A childhood inspired by stories and magic
Fonoforum praises Maria’s voice for its “warm mellifluousness and lightness in the high register”, the Plattinger Zeitung notes her “sewing-machine-precise coloraturas and great presence”, the German radio broadcaster SWR extols her “clear, immaculately executed mezzosoprano”, the Kritische Journal Alter Musik calls Maria a “vocal and dramatic Gesamtkunstwerk”. More on her vocal and artistic career can be found here.
Growing up among forests and castles, being told fairytales by her grandfather, her childhood was elevated by stories and magic. Walks and rides to the forest-enveloped Frauenstein Castle in the company of a good book, a camera, a fountain pen and diary were part of her everyday life as a teenager.
Her connection to nature
was passed down to her by her father, a hunter, forester and forest-ranger of the old school. He could identify every woodland flower, birdsong or beetle, read every track in the forest. At the mere sight of a forest animal he would become enthusiastic, sometimes even with tears in his eyes. He could sit and wait for hours in the forest, observing and always finding exciting new things to discover. Being in the forest with him meant tasting such delights as fir tips, wood strawberries or blackberries, observing wood ants or, from a distance, stags, roe and capercaillies. He would patiently explain the connections within nature, its cycles and sometimes also his strictly upheld respect for forest and beast. Thanks to him, she spent her childhood summers on wooded mountainsides, in a forest hut, without electricity, gas or running water, under crystal-clear starry nights to the sound of the nearby mountain stream. You don’t need much to be happy: a pastry, a cold, fast-flowing brook, a sunrise or one of her mother’s sweet-scented Reindling cakes, freshly baked in a wood oven.
From the Poets' Club
to
favola in musica
Aged 14, Maria founded the poets’ club ‘Odeon’s Circle’ and, clad in romantic dresses, held exuberant spring and summer festivals at Castle Pöckstein (at that time her father’s office, today privately owned). Guests would philosophise, giggle and laugh, cast each other in plays and read out their own poems. Bach’s Brandenburg Concertos and Handel’s Music for the Royal Fireworks boomed from an old record player; delicious food was served; friendship and dreams, both big and small, were celebrated.
After several years on concert and opera stages, and by now a citizen of the world speaking five languages, Maria decided to give voice to her own creativity and to weave the treasures of her childhood, her Alpine roots, her knowledge of musical and fairytale origins into cross-genre projects with favola in musica. As a singer, artist and organiser.

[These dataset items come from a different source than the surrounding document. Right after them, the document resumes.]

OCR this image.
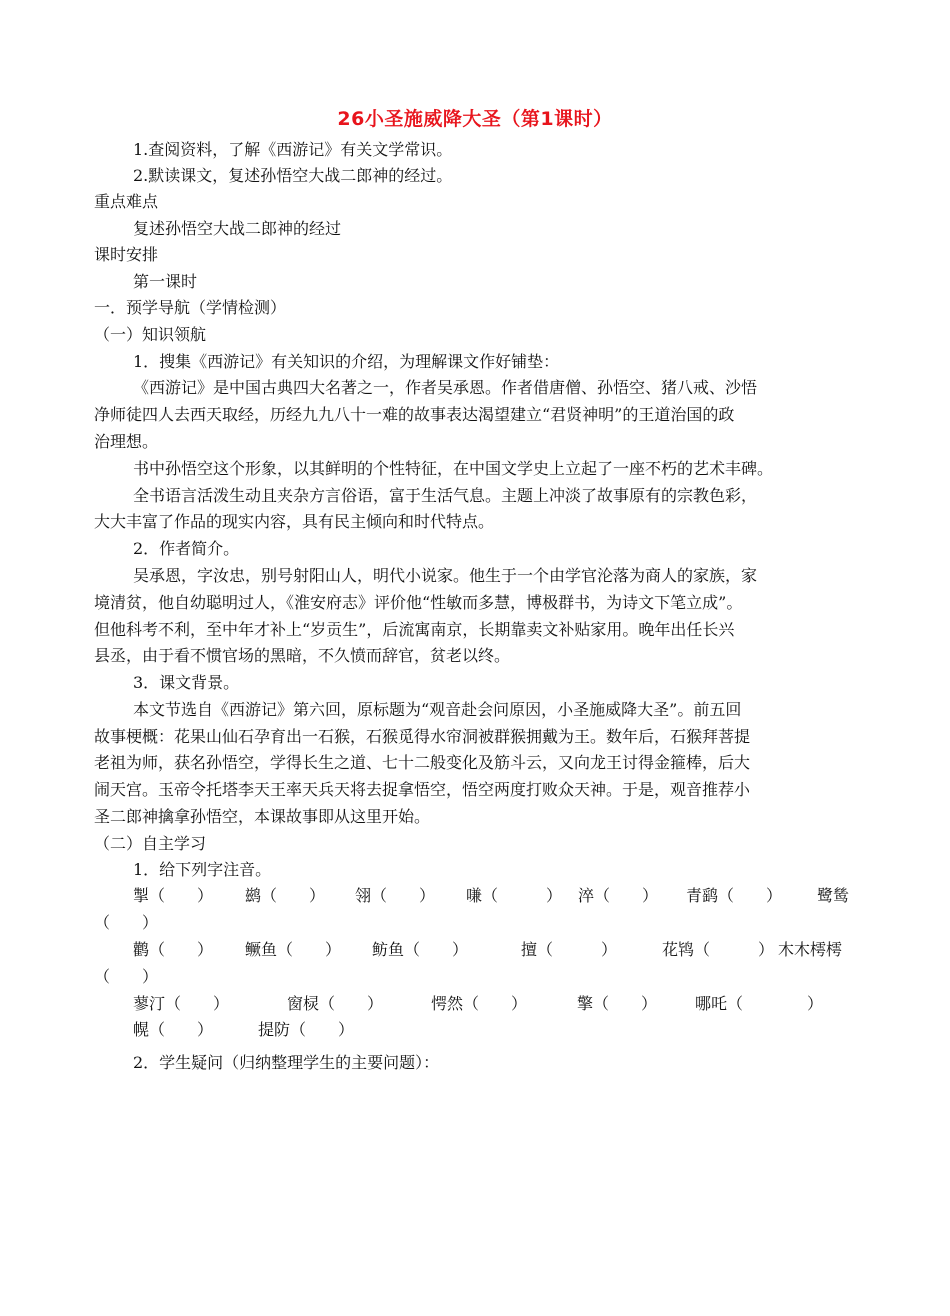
26小圣施威降大圣（第1课时）
1.查阅资料，了解《西游记》有关文学常识。
2.默读课文，复述孙悟空大战二郎神的经过。
重点难点
复述孙悟空大战二郎神的经过
课时安排
第一课时
一．预学导航（学情检测）
（一）知识领航
1．搜集《西游记》有关知识的介绍，为理解课文作好铺垫：
《西游记》是中国古典四大名著之一，作者吴承恩。作者借唐僧、孙悟空、猪八戒、沙悟
净师徒四人去西天取经，历经九九八十一难的故事表达渴望建立“君贤神明”的王道治国的政
治理想。
书中孙悟空这个形象，以其鲜明的个性特征，在中国文学史上立起了一座不朽的艺术丰碑。
全书语言活泼生动且夹杂方言俗语，富于生活气息。主题上冲淡了故事原有的宗教色彩，
大大丰富了作品的现实内容，具有民主倾向和时代特点。
2．作者简介。
吴承恩，字汝忠，别号射阳山人，明代小说家。他生于一个由学官沦落为商人的家族，家
境清贫，他自幼聪明过人，《淮安府志》评价他“性敏而多慧，博极群书，为诗文下笔立成”。
但他科考不利，至中年才补上“岁贡生”，后流寓南京，长期靠卖文补贴家用。晚年出任长兴
县丞，由于看不惯官场的黑暗，不久愤而辞官，贫老以终。
3．课文背景。
本文节选自《西游记》第六回，原标题为“观音赴会问原因，小圣施威降大圣”。前五回
故事梗概：花果山仙石孕育出一石猴，石猴觅得水帘洞被群猴拥戴为王。数年后，石猴拜菩提
老祖为师，获名孙悟空，学得长生之道、七十二般变化及筋斗云，又向龙王讨得金箍棒，后大
闹天宫。玉帝令托塔李天王率天兵天将去捉拿悟空，悟空两度打败众天神。于是，观音推荐小
圣二郎神擒拿孙悟空，本课故事即从这里开始。
（二）自主学习
1．给下列字注音。
掣（　　） 鹚（　　） 翎（　　） 嗛（　　　） 淬（　　） 青鹞（　　） 鹭鸶
（　　）
鹳（　　） 鳜鱼（　　） 鲂鱼（　　）	擅（　　　）	花鸨（　　　） 木木樗樗
（　　）
蓼汀（　　）	窗棂（　　）	愕然（　　）	擎（　　） 哪吒（　　　　）
幌（　　）	提防（　　）
2．学生疑问（归纳整理学生的主要问题）：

It was from these very sites of her youth and their stories that she drew inspiration – the mountains with their scent of pine and alpine rose, their glittering blue lakes, the enchanted castles and legend-steeped mountain churches – returning to them with the projects of the musical and cultural foundation favola in musica that she founded in 2012.
From these roots and the associated passion for original sound and for Early and New Music, from a deep groundedness in the earth and a love of beauty in all its facets, emerged the idea of a shining silver disc resonant with world-first recordings of Early and New Music and accompanied by a fairytale-like book with aspirations far beyond the conventional CD booklet.